Article 2 : La commune de Ballan-Miré est condamnée à verser à M. et Mme X la somme de 16 282,50 euros (seize mille deux cent quatre-vingt deux euros cinquante centimes).
Article 3 : L'Etat (ministre d'Etat, ministre de l'écologie, de l'énergie, du développement durable et de la mer) garantira la commune de Ballan-Miré à concurrence des trois-quarts des condamnations prononcées à son encontre.

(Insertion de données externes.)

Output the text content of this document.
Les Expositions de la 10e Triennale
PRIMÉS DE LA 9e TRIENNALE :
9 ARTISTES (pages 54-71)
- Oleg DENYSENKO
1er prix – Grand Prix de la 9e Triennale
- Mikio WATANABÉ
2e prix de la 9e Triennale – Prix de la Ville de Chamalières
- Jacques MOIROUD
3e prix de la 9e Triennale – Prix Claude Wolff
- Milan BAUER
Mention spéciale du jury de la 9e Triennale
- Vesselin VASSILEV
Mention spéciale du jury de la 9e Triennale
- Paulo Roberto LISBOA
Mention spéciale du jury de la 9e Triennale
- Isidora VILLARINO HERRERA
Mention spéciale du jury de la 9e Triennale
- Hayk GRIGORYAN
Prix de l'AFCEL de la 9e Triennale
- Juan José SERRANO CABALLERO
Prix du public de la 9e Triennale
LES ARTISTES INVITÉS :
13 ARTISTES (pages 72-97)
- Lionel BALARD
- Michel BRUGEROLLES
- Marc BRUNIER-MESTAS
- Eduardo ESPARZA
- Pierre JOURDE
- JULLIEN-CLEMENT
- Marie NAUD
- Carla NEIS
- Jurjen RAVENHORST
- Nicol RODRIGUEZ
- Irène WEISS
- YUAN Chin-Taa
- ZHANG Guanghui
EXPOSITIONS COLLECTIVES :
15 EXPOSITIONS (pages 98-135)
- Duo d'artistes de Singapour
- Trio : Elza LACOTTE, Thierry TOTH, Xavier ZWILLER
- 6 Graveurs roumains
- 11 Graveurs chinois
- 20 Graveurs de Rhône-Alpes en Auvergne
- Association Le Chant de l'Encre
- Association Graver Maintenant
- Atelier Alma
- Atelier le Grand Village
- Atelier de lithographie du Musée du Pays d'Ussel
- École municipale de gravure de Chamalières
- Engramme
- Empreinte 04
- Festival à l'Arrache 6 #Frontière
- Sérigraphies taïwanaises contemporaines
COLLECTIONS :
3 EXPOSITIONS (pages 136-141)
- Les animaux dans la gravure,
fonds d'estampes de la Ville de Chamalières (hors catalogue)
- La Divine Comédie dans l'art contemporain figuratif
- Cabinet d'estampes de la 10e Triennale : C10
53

Article 4 : Les frais d'expertise sont mis à la charge définitive de M. et Mme X et de la commune de Ballan-Miré, chacun pour moitié, la commune de Ballan-Miré étant garantie par l'Etat à concurrence de 75 % de la somme mise à sa charge.
Article 5 : Le surplus des conclusions de la requête et les conclusions de la commune de Ballan-Miré tendant au bénéfice des dispositions de l'article L. 761-1 du code de justice administrative sont rejetées.
Article 6 : Le présent arrêt sera notifié à M. Laurent X, à Mme Sylvie X, à la commune de Ballan-Miré et au ministre d'Etat, ministre de l'écologie, de l'énergie, du développement durable et de la mer, en charge des technologies vertes et des négociations sur le climat.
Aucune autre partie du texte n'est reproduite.